LE DILEMME DES LANGUES OFFICIELLES EN AFRIQUE
Plusieurs pays veulent rendre leurs langues nationales officielles, au même titre que le français ou l’anglais. Une démarche délicate qui demande du temps
Certains pays Africains sont en train de doter leurs langues nationales du statut de langue officielle au côté des langues dites de la colonisation. C’est le cas du Rwanda, de l’Afrique du Sud, du Lesotho, de Madagascar, du Burundi ou encore de la Tanzanie. Le débat est aussi présent au Mali sur fond de tension diplomatique avec la France.
Mais les linguistes préviennent que ce genre de décision, motivée par des dimensions politiques, peut créer de l’exclusion entre les populations au sein d’un même pays. Car la langue contribue à l’intégration sociale.
Le linguiste Sénégalais Seck Mamarame travaille au laboratoire de linguistique à l’Université Cheikh Anta Diop de Dakar. Il salue "la promotion et la valorisation des langues nationales africaines".
Pour lui, "nos langues nationales, tant qu’elles resteront des langues de communication à l’intérieur des groupes, ne pourront pas se développer et être au même niveau que les langues occidentales. Il y a ce besoin de promouvoir les langues nationales et d’en faire des langues d’éducation, des langues de commerce."
Influence linguistique
Au Mali, un projet de loi est en cours pour faire du bambara la langue officielle du pays au côté du français. Certains réclament même que ce soit à la place du français.

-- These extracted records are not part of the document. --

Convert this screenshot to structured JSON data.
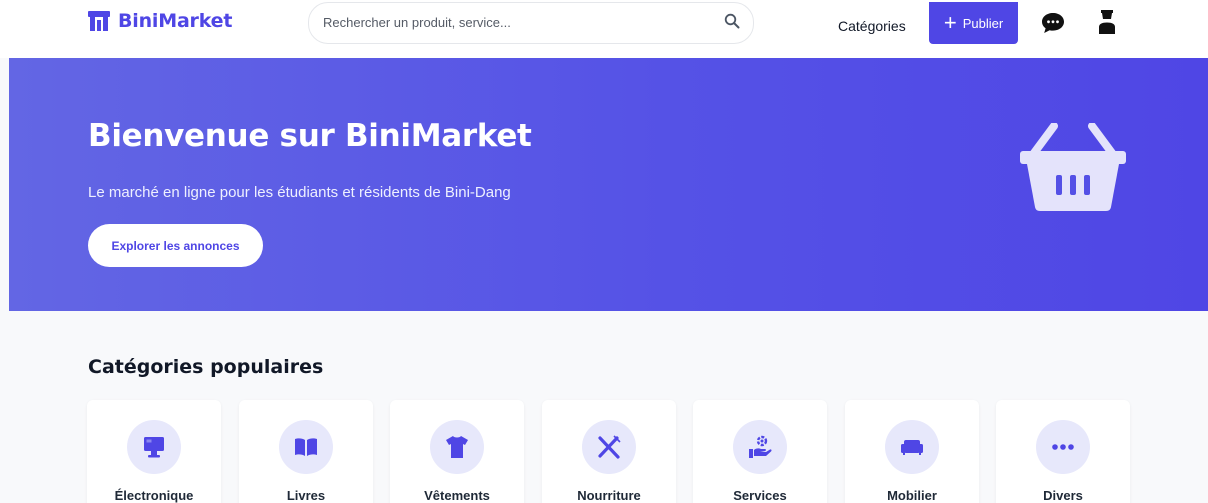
{
  "header": {
    "brand": "BiniMarket",
    "search": {
      "placeholder": "Rechercher un produit, service..."
    },
    "nav_categories": "Catégories",
    "publish_label": "Publier"
  },
  "hero": {
    "title": "Bienvenue sur BiniMarket",
    "subtitle": "Le marché en ligne pour les étudiants et résidents de Bini-Dang",
    "cta": "Explorer les annonces"
  },
  "categories": {
    "title": "Catégories populaires",
    "items": [
      {
        "label": "Électronique",
        "icon": "monitor-icon"
      },
      {
        "label": "Livres",
        "icon": "book-icon"
      },
      {
        "label": "Vêtements",
        "icon": "tshirt-icon"
      },
      {
        "label": "Nourriture",
        "icon": "utensils-icon"
      },
      {
        "label": "Services",
        "icon": "hand-service-icon"
      },
      {
        "label": "Mobilier",
        "icon": "couch-icon"
      },
      {
        "label": "Divers",
        "icon": "ellipsis-icon"
      }
    ]
  },
  "colors": {
    "brand": "#4f46e5",
    "hero_start": "#6366e4",
    "icon_bg": "#e7e8fb"
  }
}
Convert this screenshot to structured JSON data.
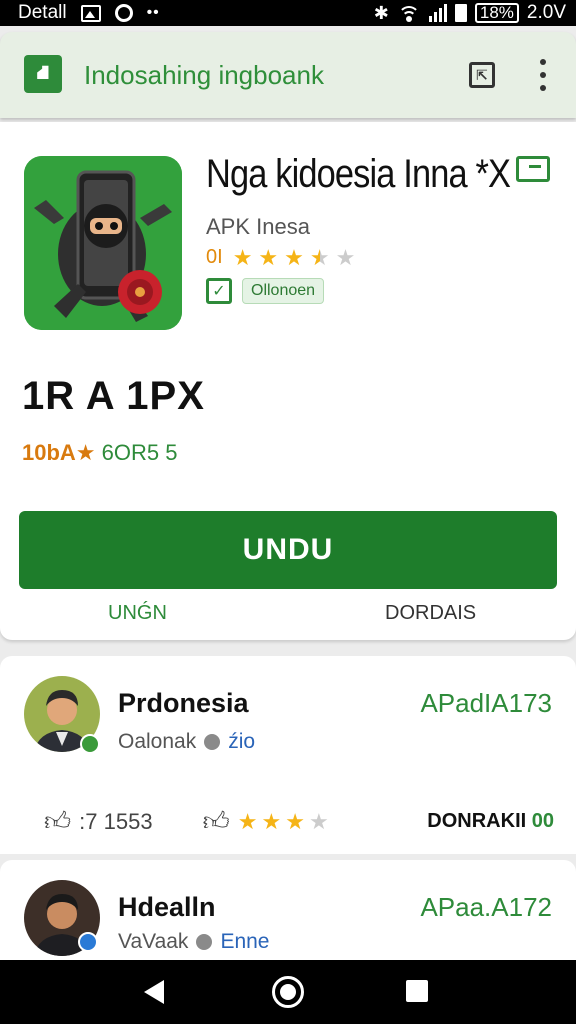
{
  "status_bar": {
    "carrier": "Detall",
    "battery_percent": "18%",
    "time": "2.0V",
    "icons": [
      "image-icon",
      "sync-icon",
      "more-dots-icon",
      "bluetooth-icon",
      "wifi-icon",
      "signal-icon",
      "battery-icon"
    ]
  },
  "app_bar": {
    "title": "Indosahing ingboank",
    "icons": [
      "store-logo-icon",
      "open-external-icon",
      "more-vert-icon"
    ]
  },
  "app": {
    "name": "Nga kidoesia Inna *X",
    "developer": "APK Inesa",
    "rating_text": "0I",
    "rating_stars": 3.5,
    "badge": "Ollonoen",
    "price": "1R A 1PX",
    "meta_rating": "10bA★",
    "meta_extra": "6OR5 5",
    "install_label": "UNDU",
    "tab_left": "UNǴN",
    "tab_right": "DORDAIS"
  },
  "reviews": [
    {
      "name": "Prdonesia",
      "subtitle": "Oalonak",
      "location": "źio",
      "right_label": "APadIA173",
      "count": ":7 1553",
      "stars": 3,
      "action": "DONRAKII",
      "action_num": "00"
    },
    {
      "name": "Hdealln",
      "subtitle": "VaVaak",
      "location": "Enne",
      "right_label": "APaa.A172"
    }
  ],
  "colors": {
    "brand_green": "#2e8b3a",
    "install_green": "#1e7d2b",
    "star_gold": "#f5b417",
    "rating_orange": "#e28a0c"
  },
  "nav_bar": {
    "icons": [
      "back-icon",
      "home-icon",
      "recents-icon"
    ]
  }
}
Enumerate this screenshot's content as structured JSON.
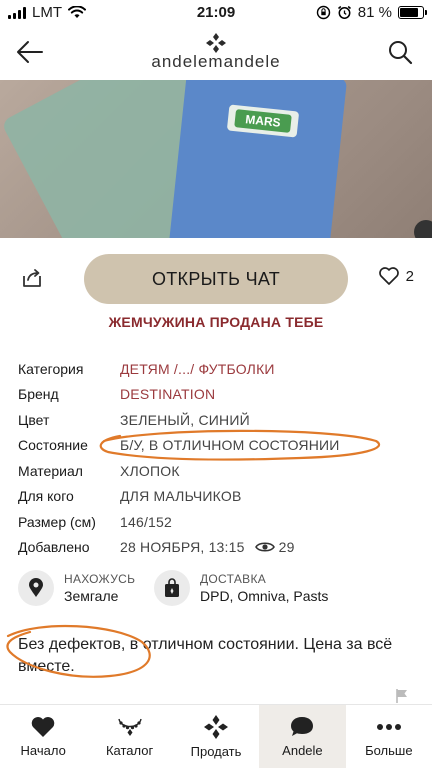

C’est un mouvement qui se développe dans plusieurs pays, estime Seck Mamarame. "C’est en fait un sentiment général qui se développe en Afrique dans les anciennes colonies de la France. Celles-ci veulent se séparer de l’influence culturelle, linguistique, diplomatique et économique de la France."
Mais son collègue, le linguiste et écrivain rwandais François-Xavier Gasimba, prévient que cela ne doit pas se faire de façon brutale pour éviter d’exclure ceux qui ne parlent pas la langue choisie désormais comme officielle. Par exemple le bambara dans le cas du Mali. "Il ne faut pas exercer la violence vis-à-vis des langues dites de la colonisation, il faut plutôt une attitude de tolérance. Si une décision est prise de façon brutale, il va y avoir une sorte de frustration et d’exclusion", note François-Xavier Gasimba
Pas de changements brutaux
Dans plusieurs pays africains, les langues nationales cohabitent en effet avec le français ou l’anglais en tant que langues officielles. François-Xavier Gasimba évoque ainsi le cas du Rwanda.
Il rappelle que "le Kinyarwanda est depuis bien longtemps une langue nationale et aussi c’est une langue officielle à côté du français mais aussi de l’anglais. Et tout récemment, on a ajouté le swahili. Il faudrait œuvrer pour la convivialité des langues."
Précisons qu’une langue officielle est celle dont on se sert dans l’administration et dans tous les services officiels d’un Etat. Au niveau extérieur, elle est une langue de coopération dans le domaine politique, culturel et économique.
La langue nationale est, quant à elle, considérée comme propre à une communauté ou un groupe ethnique et sert pour les communications internes au sein de ce groupe.